Il programma comincia il 24 febbraio prossimo con una conferenza presso il Convitto “Domenico Cotugno” e coinvolgerà circa 300 studenti. Il 25 febbraio si terranno due incontri presso l’istituto superiore “Amedeo d’Aosta” e il liceo scientifico “Andrea Bafile” con la partecipazione complessiva di circa 450 studenti. Nella stessa giornata è previsto anche un sopralluogo all’Aeroporto dei Parchi di Preturo con studenti e docenti dell’Aeronautica Militare.
La fase teorica dei corsi si svolgerà dal 16 al 19 marzo, mentre il 20 è in programma un media day presso l’Aeroporto di Preturo. Dal 23 al 25 marzo, invece, si terrà la fase pratica di volo, momento centrale dell’esperienza formativa. Il 26 marzo è prevista la cerimonia conclusiva.
Oltre agli istituti aquilani, sono state coinvolte anche due scuole di Avezzano: l’Istituto “Serpieri” e il “Torlonia-Croce”.

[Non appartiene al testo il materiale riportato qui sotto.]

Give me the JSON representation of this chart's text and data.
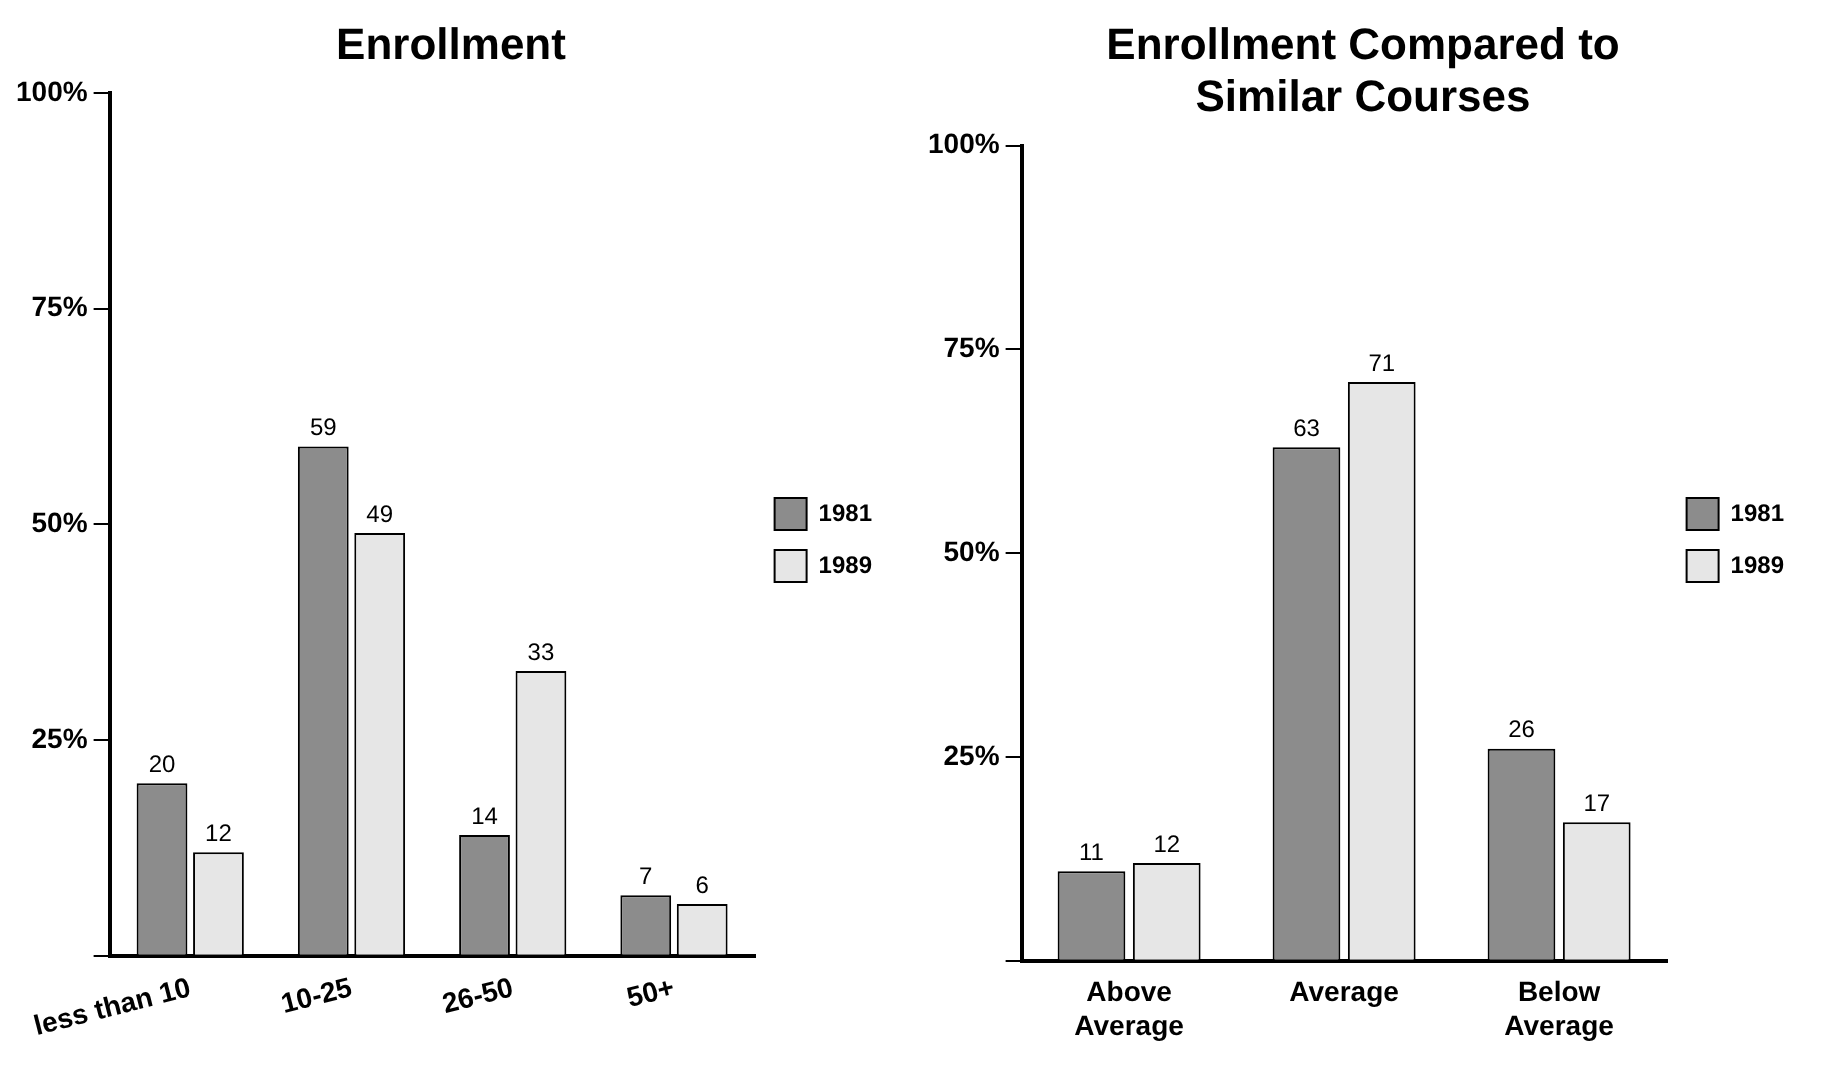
{
  "chart_data": [
    {
      "type": "bar",
      "title": "Enrollment",
      "categories": [
        "less than 10",
        "10-25",
        "26-50",
        "50+"
      ],
      "series": [
        {
          "name": "1981",
          "color": "#8c8c8c",
          "values": [
            20,
            59,
            14,
            7
          ]
        },
        {
          "name": "1989",
          "color": "#e6e6e6",
          "values": [
            12,
            49,
            33,
            6
          ]
        }
      ],
      "ylim": [
        0,
        100
      ],
      "yticks": [
        {
          "value": 0,
          "label": null
        },
        {
          "value": 25,
          "label": "25%"
        },
        {
          "value": 50,
          "label": "50%"
        },
        {
          "value": 75,
          "label": "75%"
        },
        {
          "value": 100,
          "label": "100%"
        }
      ],
      "data_labels": true,
      "legend": "right",
      "grid": false
    },
    {
      "type": "bar",
      "title": "Enrollment Compared to Similar Courses",
      "categories": [
        "Above Average",
        "Average",
        "Below Average"
      ],
      "series": [
        {
          "name": "1981",
          "color": "#8c8c8c",
          "values": [
            11,
            63,
            26
          ]
        },
        {
          "name": "1989",
          "color": "#e6e6e6",
          "values": [
            12,
            71,
            17
          ]
        }
      ],
      "ylim": [
        0,
        100
      ],
      "yticks": [
        {
          "value": 0,
          "label": null
        },
        {
          "value": 25,
          "label": "25%"
        },
        {
          "value": 50,
          "label": "50%"
        },
        {
          "value": 75,
          "label": "75%"
        },
        {
          "value": 100,
          "label": "100%"
        }
      ],
      "data_labels": true,
      "legend": "right",
      "grid": false
    }
  ]
}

I corsi anticipano uno degli appuntamenti più attesi del 2026: il ritorno all’Aquila della Pattuglia Acrobatica Nazionale. Le Frecce Tricolori, già protagoniste nel 2024 dopo 27 anni di assenza, torneranno ad esibirsi in occasione dell’anno di Capitale italiana della Cultura, consolidando un legame che unisce identità nazionale, spettacolo, tecnologia e partecipazione popolare.

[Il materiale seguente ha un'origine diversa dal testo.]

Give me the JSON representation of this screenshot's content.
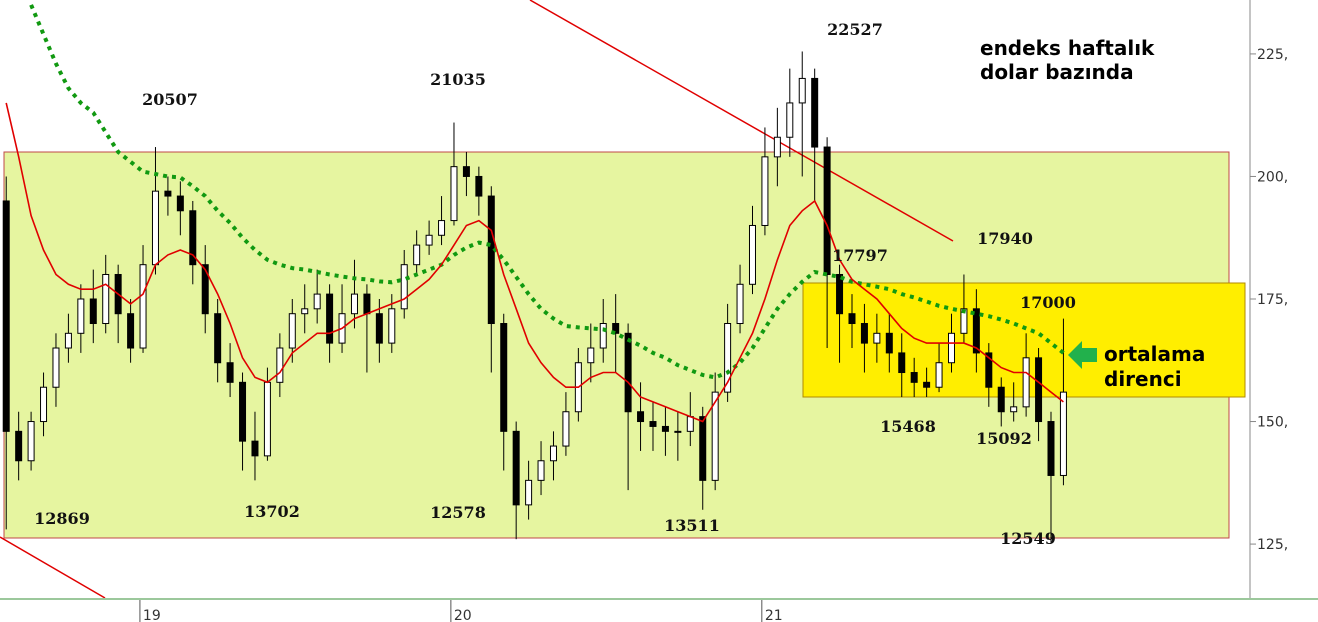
{
  "chart_data": {
    "type": "candlestick",
    "title_lines": [
      "endeks haftalık",
      "dolar bazında"
    ],
    "callout_lines": [
      "ortalama",
      "direnci"
    ],
    "annotations": [
      "20507",
      "21035",
      "22527",
      "12869",
      "13702",
      "12578",
      "13511",
      "17797",
      "17940",
      "17000",
      "15468",
      "15092",
      "12549"
    ],
    "x": [
      18.57,
      18.61,
      18.65,
      18.69,
      18.73,
      18.77,
      18.81,
      18.85,
      18.89,
      18.93,
      18.97,
      19.01,
      19.05,
      19.09,
      19.13,
      19.17,
      19.21,
      19.25,
      19.29,
      19.33,
      19.37,
      19.41,
      19.45,
      19.49,
      19.53,
      19.57,
      19.61,
      19.65,
      19.69,
      19.73,
      19.77,
      19.81,
      19.85,
      19.89,
      19.93,
      19.97,
      20.01,
      20.05,
      20.09,
      20.13,
      20.17,
      20.21,
      20.25,
      20.29,
      20.33,
      20.37,
      20.41,
      20.45,
      20.49,
      20.53,
      20.57,
      20.61,
      20.65,
      20.69,
      20.73,
      20.77,
      20.81,
      20.85,
      20.89,
      20.93,
      20.97,
      21.01,
      21.05,
      21.09,
      21.13,
      21.17,
      21.21,
      21.25,
      21.29,
      21.33,
      21.37,
      21.41,
      21.45,
      21.49,
      21.53,
      21.57,
      21.61,
      21.65,
      21.69,
      21.73,
      21.77,
      21.81,
      21.85,
      21.89,
      21.93,
      21.97
    ],
    "open": [
      195,
      148,
      142,
      150,
      157,
      165,
      168,
      175,
      170,
      180,
      172,
      165,
      182,
      197,
      196,
      193,
      182,
      172,
      162,
      158,
      146,
      143,
      158,
      165,
      172,
      173,
      176,
      166,
      172,
      176,
      172,
      166,
      173,
      182,
      186,
      188,
      191,
      202,
      200,
      196,
      170,
      148,
      133,
      138,
      142,
      145,
      152,
      162,
      165,
      170,
      168,
      152,
      150,
      149,
      148,
      148,
      151,
      138,
      156,
      170,
      178,
      190,
      204,
      208,
      215,
      220,
      206,
      180,
      172,
      170,
      166,
      168,
      164,
      160,
      158,
      157,
      162,
      168,
      173,
      164,
      157,
      152,
      153,
      163,
      150,
      139
    ],
    "high": [
      200,
      152,
      152,
      160,
      168,
      172,
      178,
      181,
      184,
      182,
      175,
      186,
      206,
      200,
      199,
      195,
      186,
      175,
      166,
      160,
      152,
      161,
      168,
      175,
      178,
      181,
      178,
      178,
      183,
      178,
      175,
      176,
      185,
      189,
      191,
      196,
      211,
      205,
      202,
      198,
      172,
      150,
      142,
      146,
      148,
      156,
      165,
      170,
      175,
      176,
      170,
      158,
      154,
      153,
      152,
      156,
      153,
      160,
      174,
      182,
      194,
      210,
      214,
      222,
      225.5,
      222,
      208,
      182,
      176,
      174,
      172,
      172,
      168,
      163,
      161,
      166,
      172,
      180,
      177,
      166,
      159,
      158,
      168,
      165,
      152,
      171
    ],
    "low": [
      128,
      138,
      140,
      147,
      153,
      162,
      164,
      166,
      168,
      166,
      162,
      164,
      180,
      192,
      188,
      178,
      168,
      158,
      155,
      140,
      138,
      142,
      155,
      162,
      168,
      170,
      162,
      164,
      169,
      160,
      162,
      164,
      171,
      180,
      184,
      186,
      190,
      196,
      192,
      160,
      140,
      126,
      130,
      135,
      138,
      143,
      150,
      158,
      162,
      160,
      136,
      144,
      144,
      143,
      142,
      145,
      132,
      136,
      154,
      168,
      176,
      188,
      198,
      204,
      200,
      195,
      165,
      162,
      165,
      160,
      162,
      160,
      155,
      155,
      155,
      156,
      160,
      166,
      160,
      153,
      149,
      150,
      151,
      146,
      125.3,
      137
    ],
    "close": [
      148,
      142,
      150,
      157,
      165,
      168,
      175,
      170,
      180,
      172,
      165,
      182,
      197,
      196,
      193,
      182,
      172,
      162,
      158,
      146,
      143,
      158,
      165,
      172,
      173,
      176,
      166,
      172,
      176,
      172,
      166,
      173,
      182,
      186,
      188,
      191,
      202,
      200,
      196,
      170,
      148,
      133,
      138,
      142,
      145,
      152,
      162,
      165,
      170,
      168,
      152,
      150,
      149,
      148,
      148,
      151,
      138,
      156,
      170,
      178,
      190,
      204,
      208,
      215,
      220,
      206,
      180,
      172,
      170,
      166,
      168,
      164,
      160,
      158,
      157,
      162,
      168,
      173,
      164,
      157,
      152,
      153,
      163,
      150,
      139,
      156
    ],
    "ma_fast": {
      "color": "#e00000",
      "values": [
        215,
        204,
        192,
        185,
        180,
        178,
        177,
        177,
        178,
        176,
        174,
        176,
        182,
        184,
        185,
        184,
        181,
        176,
        170,
        163,
        159,
        158,
        160,
        164,
        166,
        168,
        168,
        169,
        171,
        172,
        173,
        174,
        175,
        177,
        179,
        182,
        186,
        190,
        191,
        189,
        180,
        173,
        166,
        162,
        159,
        157,
        157,
        159,
        160,
        160,
        158,
        155,
        154,
        153,
        152,
        151,
        150,
        154,
        158,
        163,
        168,
        175,
        183,
        190,
        193,
        195,
        190,
        183,
        179,
        177,
        175,
        172,
        169,
        167,
        166,
        166,
        166,
        166,
        165,
        163,
        161,
        160,
        160,
        158,
        156,
        154
      ]
    },
    "ma_slow": {
      "color": "#119911",
      "values": [
        null,
        null,
        235,
        229,
        223,
        218,
        215,
        213,
        209,
        205,
        203,
        201,
        200.5,
        200,
        199.8,
        198,
        196,
        193,
        190.5,
        187.5,
        185,
        183,
        182,
        181.3,
        181,
        180.5,
        180,
        179.6,
        179.2,
        179,
        178.6,
        178.4,
        179,
        180,
        181,
        182,
        184,
        185.5,
        186.5,
        186,
        183,
        179.5,
        176,
        173,
        171,
        169.5,
        169.2,
        169,
        168.8,
        168,
        166.7,
        165.5,
        164,
        163,
        161.5,
        160.5,
        159.5,
        159,
        160,
        162,
        165,
        169,
        173,
        176,
        178.5,
        180.5,
        180,
        179.5,
        178.5,
        178,
        177.5,
        177,
        176,
        175.3,
        174.5,
        173.6,
        173,
        172.5,
        172,
        171.5,
        170.8,
        170,
        169,
        168,
        166,
        164
      ]
    },
    "xlim": [
      18.55,
      22.57
    ],
    "ylim": [
      114,
      236
    ],
    "xticks": [
      19,
      20,
      21
    ],
    "yticks": [
      {
        "value": 125,
        "label": "125,"
      },
      {
        "value": 150,
        "label": "150,"
      },
      {
        "value": 175,
        "label": "175,"
      },
      {
        "value": 200,
        "label": "200,"
      },
      {
        "value": 225,
        "label": "225,"
      }
    ]
  }
}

“L’Aeronautica Militare – proseguono il sindaco Biondi e il consigliere Vittorini – non porta soltanto uno straordinario spettacolo come quello delle Frecce Tricolori, ma costruisce relazioni e fa conoscere le competenze del mondo della Difesa, avvicinando i giovani a percorsi di studio e professionali legati all’innovazione e alla tecnologia. Una collaborazione che testimonia la capacità della città di coniugare formazione, identità nazionale e futuro. Investire sull’aeroporto significa investire su sviluppo, sicurezza, protezione civile e opportunità per le nuove generazioni. È questa la visione che stiamo portando avanti con determinazione”.